Actual eye discomfort and the sensation that something is in your eye are two symptoms that may distinguish corneal dystrophy from the early stages of glaucoma and cataracts. The discomfort is typically brought on by the blister-like abnormalities that develop on your cornea as corneal dystrophy worsens. As the problem gets worse, it can go away, but your vision will get worse as a result. The abnormalities in your cornea are what give you the impression that something is in your eye. These anomalies can cause a thin tear film, bulging cornea, and varying vision.
Treatment
From eye drops to a corneal transplant, there are therapies for corneal dystrophy. In many cases, your eye doctor may advise you to wear special contacts that will serve as a bandage for your cornea’s outer layer until the tissue can heal on its own. There is no precise timetable for the evolution of corneal dystrophy; it might take anywhere between months and decades.

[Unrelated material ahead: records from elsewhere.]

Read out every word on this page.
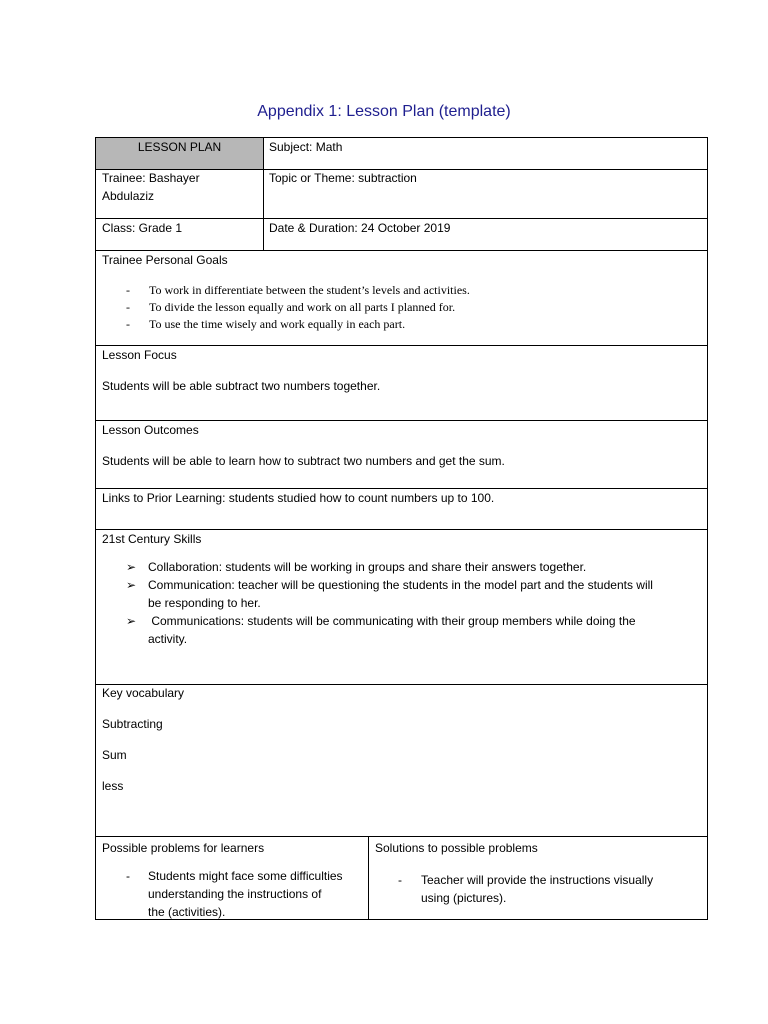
Appendix 1: Lesson Plan (template)
LESSON PLAN	Subject: Math
Trainee: Bashayer
Abdulaziz
Topic or Theme: subtraction
Class: Grade 1	Date & Duration: 24 October 2019
Trainee Personal Goals
- To work in differentiate between the student’s levels and activities.
- To divide the lesson equally and work on all parts I planned for.
- To use the time wisely and work equally in each part.
Lesson Focus
Students will be able subtract two numbers together.
Lesson Outcomes
Students will be able to learn how to subtract two numbers and get the sum.
Links to Prior Learning: students studied how to count numbers up to 100.
21st Century Skills
➢ Collaboration: students will be working in groups and share their answers together.
➢ Communication: teacher will be questioning the students in the model part and the students will
be responding to her.
➢ Communications: students will be communicating with their group members while doing the
activity.
Key vocabulary
Subtracting
Sum
less
Possible problems for learners
- Students might face some difficulties
understanding the instructions of
the (activities).
Solutions to possible problems
- Teacher will provide the instructions visually
using (pictures).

Since corneal dystrophy is an inherited disorder, there is no known way to avoid it. The good news is that there is a cure for this illness. Several effective oral and topical treatments may lessen the consequences of corneal dystrophy. Even custom-made contact lenses are available to enhance eyesight while promoting eye healing. Your eye doctor can assist you in determining the best course of action. Under local anesthesia, a corneal transplant is performed as an outpatient operation. Even though recovery is fairly short (a week or less), you can experience fluctuating vision for up to a year after the treatment.
Make an appointment with your VSP eye doctor if you believe you are exhibiting signs of corneal dystrophy or if you’d like them to check your eyes for other problems.